A partir de 1944 intensificou-se a dicotomia entre as políticas estabelecidas contra as minorias étnicas no país e a sua aclamação musical enquanto performers, sendo, nesta parte, os Rom a minoria mais destacada. A grande expansão das svatbarski
orkestri (orquestras de casamento), criadas por músicos de diferentes etnias, viria a ter um papel importantíssimo na senda política no período de transição. Com o término do regime comunista e a expansão da música popular búlgara para os mercados internacionais, afiguram-se novas categorias musicais que virão também a desenvolver um importante papel político e social no país (Rice 2002, 2003)
Á semelhança do que aconteceu na Bulgária, também na Roménia a música foi fortemente apoiada pelo estado, com um grande suporte para a composição nacional, com uma ideologia altamente controlada, que moldou varias gerações de performers, compositores, folcloristas, musicólogos e professores. Incrementa-se o desejo de sistematizar as bases folclóricas de composição, levando à afirmação do “modalismo romeno”. A educação musical ganha grande peso nas escolas, desde o jardim-de- infância até ao ensino secundário e durante todo o período comunista proliferam por todo o país centenas de grupos amadores, orquestras de câmara profissionais, músicos folclóricos de renome e bandas civis e militares. Surgem vários géneros musicais com textos inspirados no socialismo e apenas a música com bases populares ou folclóricas era permitida, sendo a música folclórica valorizada pelo governo, enquanto símbolo da identidade nacional romena (Aspan 2000).

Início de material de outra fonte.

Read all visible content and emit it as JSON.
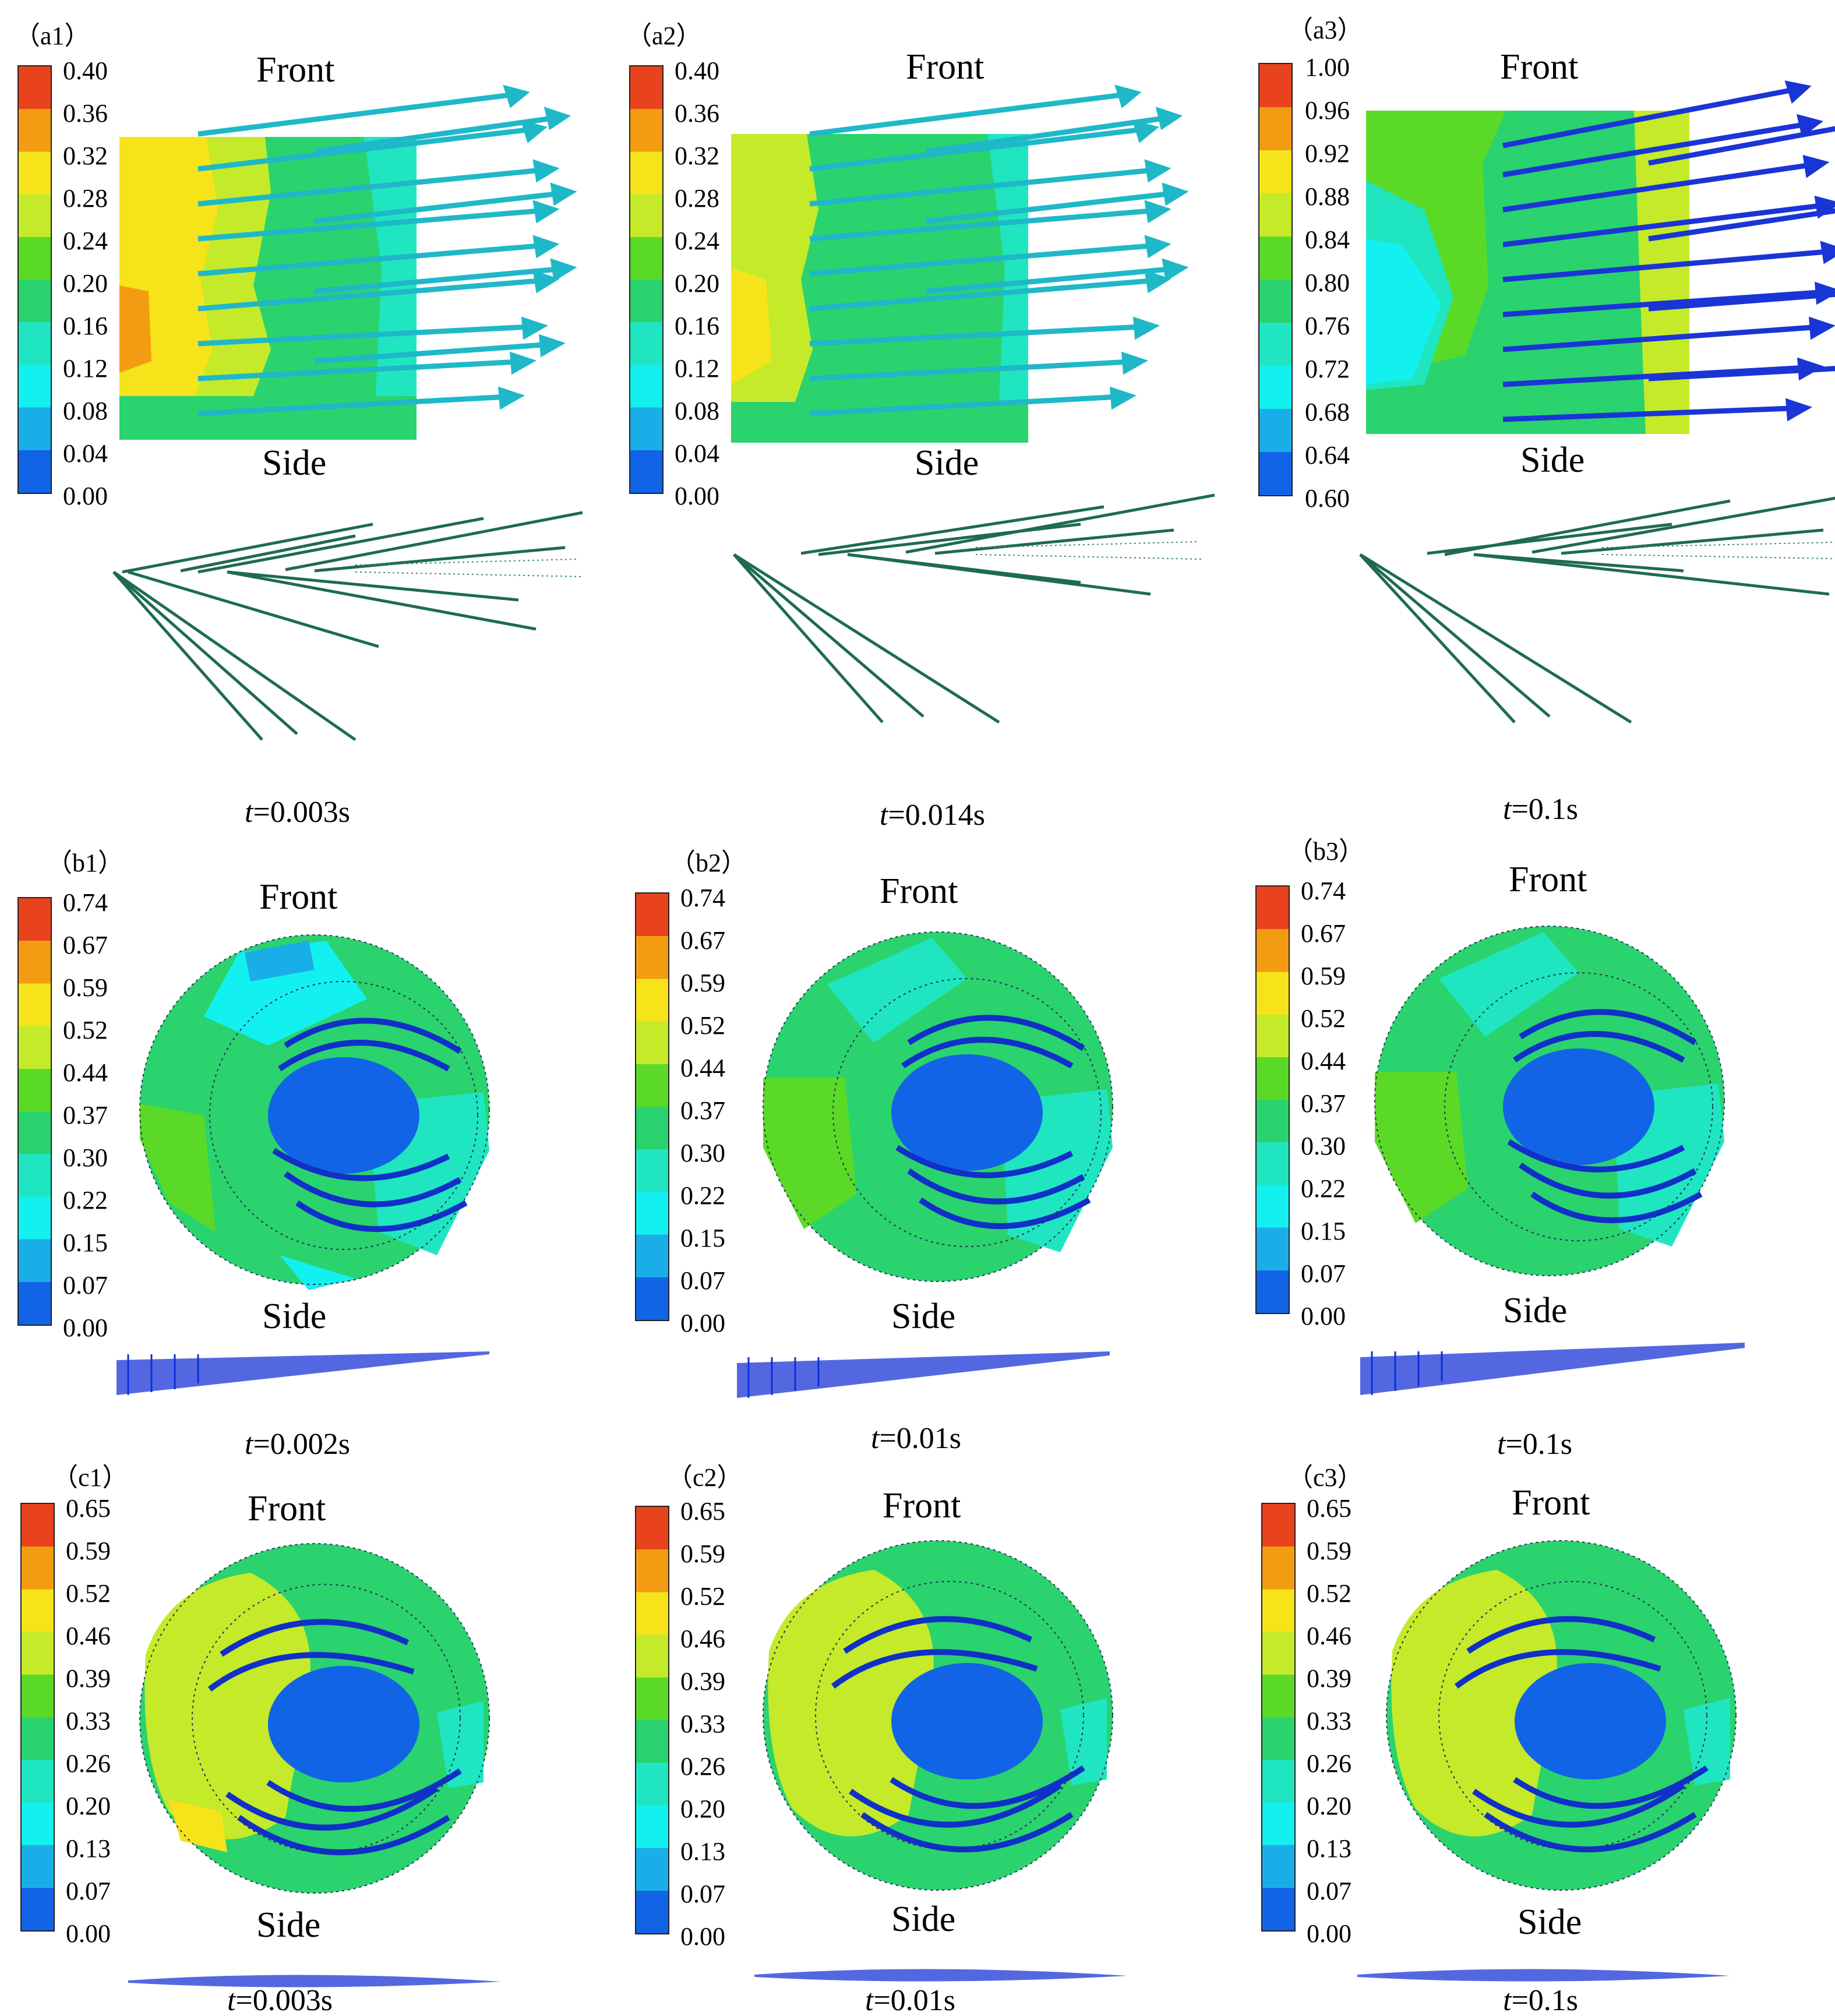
{
  "panels": [
    {
      "id": "a1",
      "label": "（a1）",
      "scale": [
        "0.40",
        "0.36",
        "0.32",
        "0.28",
        "0.24",
        "0.20",
        "0.16",
        "0.12",
        "0.08",
        "0.04",
        "0.00"
      ],
      "front": "Front",
      "side": "Side",
      "time_var": "t",
      "time_val": "=0.003s"
    },
    {
      "id": "a2",
      "label": "（a2）",
      "scale": [
        "0.40",
        "0.36",
        "0.32",
        "0.28",
        "0.24",
        "0.20",
        "0.16",
        "0.12",
        "0.08",
        "0.04",
        "0.00"
      ],
      "front": "Front",
      "side": "Side",
      "time_var": "t",
      "time_val": "=0.014s"
    },
    {
      "id": "a3",
      "label": "（a3）",
      "scale": [
        "1.00",
        "0.96",
        "0.92",
        "0.88",
        "0.84",
        "0.80",
        "0.76",
        "0.72",
        "0.68",
        "0.64",
        "0.60"
      ],
      "front": "Front",
      "side": "Side",
      "time_var": "t",
      "time_val": "=0.1s"
    },
    {
      "id": "b1",
      "label": "（b1）",
      "scale": [
        "0.74",
        "0.67",
        "0.59",
        "0.52",
        "0.44",
        "0.37",
        "0.30",
        "0.22",
        "0.15",
        "0.07",
        "0.00"
      ],
      "front": "Front",
      "side": "Side",
      "time_var": "t",
      "time_val": "=0.002s"
    },
    {
      "id": "b2",
      "label": "（b2）",
      "scale": [
        "0.74",
        "0.67",
        "0.59",
        "0.52",
        "0.44",
        "0.37",
        "0.30",
        "0.22",
        "0.15",
        "0.07",
        "0.00"
      ],
      "front": "Front",
      "side": "Side",
      "time_var": "t",
      "time_val": "=0.01s"
    },
    {
      "id": "b3",
      "label": "（b3）",
      "scale": [
        "0.74",
        "0.67",
        "0.59",
        "0.52",
        "0.44",
        "0.37",
        "0.30",
        "0.22",
        "0.15",
        "0.07",
        "0.00"
      ],
      "front": "Front",
      "side": "Side",
      "time_var": "t",
      "time_val": "=0.1s"
    },
    {
      "id": "c1",
      "label": "（c1）",
      "scale": [
        "0.65",
        "0.59",
        "0.52",
        "0.46",
        "0.39",
        "0.33",
        "0.26",
        "0.20",
        "0.13",
        "0.07",
        "0.00"
      ],
      "front": "Front",
      "side": "Side",
      "time_var": "t",
      "time_val": "=0.003s"
    },
    {
      "id": "c2",
      "label": "（c2）",
      "scale": [
        "0.65",
        "0.59",
        "0.52",
        "0.46",
        "0.39",
        "0.33",
        "0.26",
        "0.20",
        "0.13",
        "0.07",
        "0.00"
      ],
      "front": "Front",
      "side": "Side",
      "time_var": "t",
      "time_val": "=0.01s"
    },
    {
      "id": "c3",
      "label": "（c3）",
      "scale": [
        "0.65",
        "0.59",
        "0.52",
        "0.46",
        "0.39",
        "0.33",
        "0.26",
        "0.20",
        "0.13",
        "0.07",
        "0.00"
      ],
      "front": "Front",
      "side": "Side",
      "time_var": "t",
      "time_val": "=0.1s"
    }
  ],
  "colorbar_colors": [
    "#e8431c",
    "#f39c12",
    "#f6e31a",
    "#c4ea2a",
    "#5ada27",
    "#2ad36d",
    "#1fe6c0",
    "#13f0f0",
    "#1aaee8",
    "#1164e6",
    "#0b2fd8"
  ]
}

Nos últimos anos do regime comunista emergiu, tanto em áreas rurais como urbanas, uma cultura musical diferente, meio clandestina, mas dinâmica, ignorada pelos académicos e pelos média estatais: grupos associados à música sérvia aos ciganos, que tocavam essencialmente em casamentos e festivais. Estes agrupamentos, com “influências” de música popular estrangeira, começaram a ter mais sucesso do que a música tradicional romena instituída pelo governo (idem). Após 1989 a produção folclórica, embora desenvolvida a par das mudanças musicais visíveis em toda a região dos Balcãs, revela uma preocupação na manutenção da autenticidade e preservação da tradição (Popa 1996). Os músicos Rom, na Roménia, embora fossem politicamente desfavorecidos, eram musicalmente aclamados e tidos como profissionais altamente qualificados (Beissinger 2001).
A Sérvia, ao contrário da Bulgária e da Roménia, foi um país que entre 1941 e 1991 se demarcou pela tolerância e encorajamento à autodeterminação étnica. Foi no rescaldo da II Guerra Mundial que surgiu aquela que é possivelmente a forma musical mais popular na Sérvia, conhecida pelo nome de “newly composed folk music”, com a sigla NKNM (novokomponovana narodna muzika). Escritores jugoslavos datam a emergência da NCFM dentro do contexto de urbanização pós II Guerra Mundial, discutindo este género como sendo fortemente um produto da aculturação, sugerindo um processo de empobrecimento cultural provocado pela migração das populações rurais para as cidades (Petrovik 1974). Os textos destas músicas combinam evocações tanto do meio rural como dos ambientes modernos urbanos, agregando também instrumentos rurais com instrumentos modernos, geralmente amplificados. As temáticas são usualmente existencialistas, procurando representar o vazio emocional. A partir dos anos setenta surge a predominância de acordeões elétricos, guitarras, baixos e sintetizadores, sendo as vozes e os instrumentos amplificados com microfones e utilizados efeitos tais como o eco e a reverberação. Os Rom, enquanto uma das mais importantes minorias no contexto musical da Sérvia, cantavam também NKNM, destacando-se ainda as brass bands ciganas, formadas por todo o país. Na década de 90 surgiria o género e terminologia turbo folk, sucessor à NKNM (Forry 2000). As “newly
composed folk songs” apelavam aos gostos da população urbana e suburbana, absorvendo elementos musicais dos principais centros urbanos dos Balcãs. Estas formas popularizadas de música inspiraram fortemente a música popular e o rock. Goran Bregovic foi uma das mais emblemáticas figuras deste contexto, ganhando reconhecimento internacional, sobretudo, enquanto compositor das bandas sonoras dos filmes de Emir Kusturica.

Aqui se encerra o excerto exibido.